It also reminded me of an article that I wrote for Reuters on International Women's Day that was well received at the time and contains some of the themes in it I'm going to be touching on again in another up-coming article about women in the industry.
It's very much my opinion that women are often toxic towards other women in all walks of life, and it's something I work very hard on myself as I will admit that, as I've got a fairly unique territory, my knee jerk reaction is often to jealously guard it - which I then stop myself doing unless it's justified.
I'll be interested to see what you think, whether you've seen this kind of behaviour before or whether you've experienced something similar as a guy.
I’ve been thinking a lot about the question of whether we still need an International Women’s Day nearly a century on from its founding.
The simple answer is yes, we do, but that spawns the more complicated query of why do we still need IWD nearly 100 years on, and here’s what I think are, at least some of, the reasons why.
My first is a personal one, and it’s about the reaction I get when I tell people I write about beer for a living and their response is almost always something along the lines of ‘but you’re a woman’. It’s not normally nasty, or malicious, more unthinking and instinctive, and I’d really like to see that change.
Whilst I’ll freely admit there are plenty of upsides to being a woman in man’s world; the major one being that I get spoiled a lot when I go and visit breweries, or at industry events, but if I didn’t have the knowledge behind the eyelashes, or the respect of people in the industry, I wouldn’t have a snowball’s chance in hell of continuing to work.

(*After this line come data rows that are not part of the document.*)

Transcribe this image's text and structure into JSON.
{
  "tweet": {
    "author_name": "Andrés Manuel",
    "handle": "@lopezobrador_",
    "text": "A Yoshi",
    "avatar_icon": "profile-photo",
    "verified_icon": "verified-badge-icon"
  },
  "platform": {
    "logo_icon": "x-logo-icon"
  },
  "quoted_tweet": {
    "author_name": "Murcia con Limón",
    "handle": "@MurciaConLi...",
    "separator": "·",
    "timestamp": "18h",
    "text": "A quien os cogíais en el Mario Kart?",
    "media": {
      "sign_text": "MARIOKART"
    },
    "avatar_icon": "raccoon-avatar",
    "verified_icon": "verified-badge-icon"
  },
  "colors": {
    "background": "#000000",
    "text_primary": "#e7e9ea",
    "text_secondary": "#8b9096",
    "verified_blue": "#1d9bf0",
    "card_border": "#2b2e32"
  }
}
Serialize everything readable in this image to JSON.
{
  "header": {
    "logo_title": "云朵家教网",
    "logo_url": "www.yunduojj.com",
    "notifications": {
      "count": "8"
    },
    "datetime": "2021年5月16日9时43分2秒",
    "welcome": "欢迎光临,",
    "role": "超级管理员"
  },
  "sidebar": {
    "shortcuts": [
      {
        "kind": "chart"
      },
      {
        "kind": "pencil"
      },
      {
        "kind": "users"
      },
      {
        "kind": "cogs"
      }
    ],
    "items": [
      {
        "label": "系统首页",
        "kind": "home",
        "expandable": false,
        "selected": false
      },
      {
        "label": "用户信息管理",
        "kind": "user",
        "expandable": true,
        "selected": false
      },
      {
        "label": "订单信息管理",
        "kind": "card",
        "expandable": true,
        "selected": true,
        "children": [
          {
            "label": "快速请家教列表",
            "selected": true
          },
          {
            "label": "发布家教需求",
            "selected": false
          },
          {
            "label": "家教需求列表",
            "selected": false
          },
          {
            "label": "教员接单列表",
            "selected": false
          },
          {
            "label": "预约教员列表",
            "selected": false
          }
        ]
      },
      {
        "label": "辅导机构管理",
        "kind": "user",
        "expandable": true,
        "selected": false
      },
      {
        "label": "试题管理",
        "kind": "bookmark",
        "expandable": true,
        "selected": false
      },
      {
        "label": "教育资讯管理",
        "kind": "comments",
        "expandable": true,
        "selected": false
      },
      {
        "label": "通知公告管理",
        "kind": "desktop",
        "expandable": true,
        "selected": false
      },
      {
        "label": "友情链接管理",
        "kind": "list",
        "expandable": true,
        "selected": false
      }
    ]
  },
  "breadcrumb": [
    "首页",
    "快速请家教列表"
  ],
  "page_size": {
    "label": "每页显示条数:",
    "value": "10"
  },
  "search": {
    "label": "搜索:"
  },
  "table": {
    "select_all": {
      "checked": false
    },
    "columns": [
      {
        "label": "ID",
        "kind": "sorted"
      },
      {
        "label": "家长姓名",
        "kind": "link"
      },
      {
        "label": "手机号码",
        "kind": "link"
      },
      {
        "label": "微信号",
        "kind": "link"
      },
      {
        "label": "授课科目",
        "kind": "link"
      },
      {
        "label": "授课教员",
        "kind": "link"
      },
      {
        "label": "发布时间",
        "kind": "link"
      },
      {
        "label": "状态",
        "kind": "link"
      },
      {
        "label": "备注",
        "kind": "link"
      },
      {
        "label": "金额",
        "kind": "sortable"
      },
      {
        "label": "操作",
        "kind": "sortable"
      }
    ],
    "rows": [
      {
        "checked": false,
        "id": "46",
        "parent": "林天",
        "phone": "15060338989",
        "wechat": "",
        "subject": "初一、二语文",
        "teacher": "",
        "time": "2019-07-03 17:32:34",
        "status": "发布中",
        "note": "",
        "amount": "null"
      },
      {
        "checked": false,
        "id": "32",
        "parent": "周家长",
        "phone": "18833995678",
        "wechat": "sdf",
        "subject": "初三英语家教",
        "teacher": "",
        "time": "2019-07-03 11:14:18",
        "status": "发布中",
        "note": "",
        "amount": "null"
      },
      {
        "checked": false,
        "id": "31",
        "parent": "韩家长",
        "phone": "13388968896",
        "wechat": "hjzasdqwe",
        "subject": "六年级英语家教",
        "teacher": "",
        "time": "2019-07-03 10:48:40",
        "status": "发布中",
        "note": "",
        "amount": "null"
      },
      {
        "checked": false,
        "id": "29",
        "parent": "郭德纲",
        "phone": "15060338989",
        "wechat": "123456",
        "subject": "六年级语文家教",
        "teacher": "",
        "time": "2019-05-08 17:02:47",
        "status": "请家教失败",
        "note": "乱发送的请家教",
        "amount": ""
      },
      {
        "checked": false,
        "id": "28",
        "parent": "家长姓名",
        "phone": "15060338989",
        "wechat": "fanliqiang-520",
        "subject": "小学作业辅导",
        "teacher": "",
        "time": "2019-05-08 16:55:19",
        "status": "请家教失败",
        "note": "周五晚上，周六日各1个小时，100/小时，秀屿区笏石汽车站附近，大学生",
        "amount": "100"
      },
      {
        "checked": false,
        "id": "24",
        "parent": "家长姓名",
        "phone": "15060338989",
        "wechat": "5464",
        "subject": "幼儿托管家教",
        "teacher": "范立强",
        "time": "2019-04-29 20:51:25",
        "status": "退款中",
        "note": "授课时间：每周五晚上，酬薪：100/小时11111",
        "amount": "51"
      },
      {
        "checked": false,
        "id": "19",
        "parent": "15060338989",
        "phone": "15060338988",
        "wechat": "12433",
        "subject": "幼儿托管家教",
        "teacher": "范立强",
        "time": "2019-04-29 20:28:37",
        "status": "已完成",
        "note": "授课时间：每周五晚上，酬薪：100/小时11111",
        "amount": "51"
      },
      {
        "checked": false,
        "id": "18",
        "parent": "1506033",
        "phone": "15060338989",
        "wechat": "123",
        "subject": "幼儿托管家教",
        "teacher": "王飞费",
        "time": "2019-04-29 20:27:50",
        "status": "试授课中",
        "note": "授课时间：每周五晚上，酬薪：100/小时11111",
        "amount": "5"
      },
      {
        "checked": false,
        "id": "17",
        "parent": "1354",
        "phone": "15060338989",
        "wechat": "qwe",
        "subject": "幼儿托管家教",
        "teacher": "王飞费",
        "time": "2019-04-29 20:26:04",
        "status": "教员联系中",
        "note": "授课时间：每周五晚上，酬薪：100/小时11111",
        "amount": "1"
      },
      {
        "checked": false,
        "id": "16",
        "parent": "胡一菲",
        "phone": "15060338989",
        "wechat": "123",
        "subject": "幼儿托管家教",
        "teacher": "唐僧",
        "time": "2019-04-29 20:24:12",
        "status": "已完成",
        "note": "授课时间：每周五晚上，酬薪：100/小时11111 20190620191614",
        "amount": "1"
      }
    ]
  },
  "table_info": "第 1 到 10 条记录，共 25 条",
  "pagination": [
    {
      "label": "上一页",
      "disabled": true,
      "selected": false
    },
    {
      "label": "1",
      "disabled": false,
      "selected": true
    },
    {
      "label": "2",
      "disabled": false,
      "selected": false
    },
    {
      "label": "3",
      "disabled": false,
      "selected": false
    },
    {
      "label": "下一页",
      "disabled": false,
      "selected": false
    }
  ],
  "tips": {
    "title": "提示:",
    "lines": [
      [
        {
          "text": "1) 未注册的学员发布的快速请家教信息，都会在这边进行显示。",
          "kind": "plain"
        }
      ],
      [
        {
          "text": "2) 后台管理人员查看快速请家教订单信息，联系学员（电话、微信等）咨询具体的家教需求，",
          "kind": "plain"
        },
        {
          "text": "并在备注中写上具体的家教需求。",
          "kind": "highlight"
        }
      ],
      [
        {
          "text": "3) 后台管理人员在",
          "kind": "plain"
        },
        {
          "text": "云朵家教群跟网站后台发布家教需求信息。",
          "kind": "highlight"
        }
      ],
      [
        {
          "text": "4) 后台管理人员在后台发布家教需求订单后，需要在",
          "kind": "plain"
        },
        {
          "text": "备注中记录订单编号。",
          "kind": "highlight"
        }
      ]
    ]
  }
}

And whilst I would like to think that just proving my ability to absorb knowledge about, or have a great instinct for, beer, I also make sure I’m not shy about getting my hands dirty either.
Spending time getting stuck into the coal face of brewing has not only been massively enriching to my knowledge of beer, it’s also gained me some respect on unexpected fronts. But I’m also introspective enough to know that, on some level, it is my way of proving I am one of the boys and that I’ll don my wellies with the best of them.
And whilst this is something I work very hard to eradicate in myself, I see a far worse malaise in today’s young women as they desperately seek male approbation through hyper-sexual behaviour.
How has it come to pass in our supposed post-feminist society that young women have embraced sexual aggression in place of sexual liberation?
How did we get to place where it’s okay for the Playboy-brand, or sexually suggestive slogans, to be seen emblazoned across little girls’ chests on a regular basis but we won’t let teenagers in pubs? Or that it’s okay for teenagers to be exposed to images in the media that just 10 years ago would have been consigned to the top shelf but that they can’t have one glass of low ABV beer or watered down wine with dinner without the fear of social services kicking the door in?
Personally I think part of this is because it’s so difficult for families to spend social norming time outside of rigidly prescribed, often costly, environments.
Without consistent normalisation into society and seeing real people rather than the media airbrushed images is it any surprise girls as young as nine are being diagnosed with eating disorders? Or that young women are so confused about the rights and wrongs of society that one in three of them in a recent survey by Engender, a women’s rights group, believe that it’s okay to be forced into sex in some circumstances? After all, it happens on Hollyoaks so it must be real, right?
And don’t even start me on music videos; I won’t let my niece or nephew watch MTV when they are over, let alone listen to songs from so-called independent women like Beyonce exhorting you to watch her on your videophone...
And do you know what the worst thing is about all this and why I think International Women’s Day is still so incredibly important? The stresses and pressures of trying to bow to society’s distorted image of success is making us women toxic towards our own sex, we're the first to sabotage or decry the success of others and, many of us, eagerly lap up any glossy magazine that shows you a celebrity with cellulite and, distressingly, we tend to carry that over to our own working and personal lives too.
If International Women’s Day does nothing else, I hope it gives women all over the world pause for thought about how they conduct themselves and how they in turn can affect the conduct of others – because that’s the kind of world I want the next generation of women to grow up in, I hope you do too.
Because I really don’t want to believe that the next generation will grow up to believe that a liberated self-sufficient woman means being able to balance in your Laboutins whilst performing a back-alley sex-act on a minor celebrity then negotiating a newspaper deal to tell all about whilst having all expression in your face botoxed out.
Or perhaps I need to just stick to writing about beer, what do you think?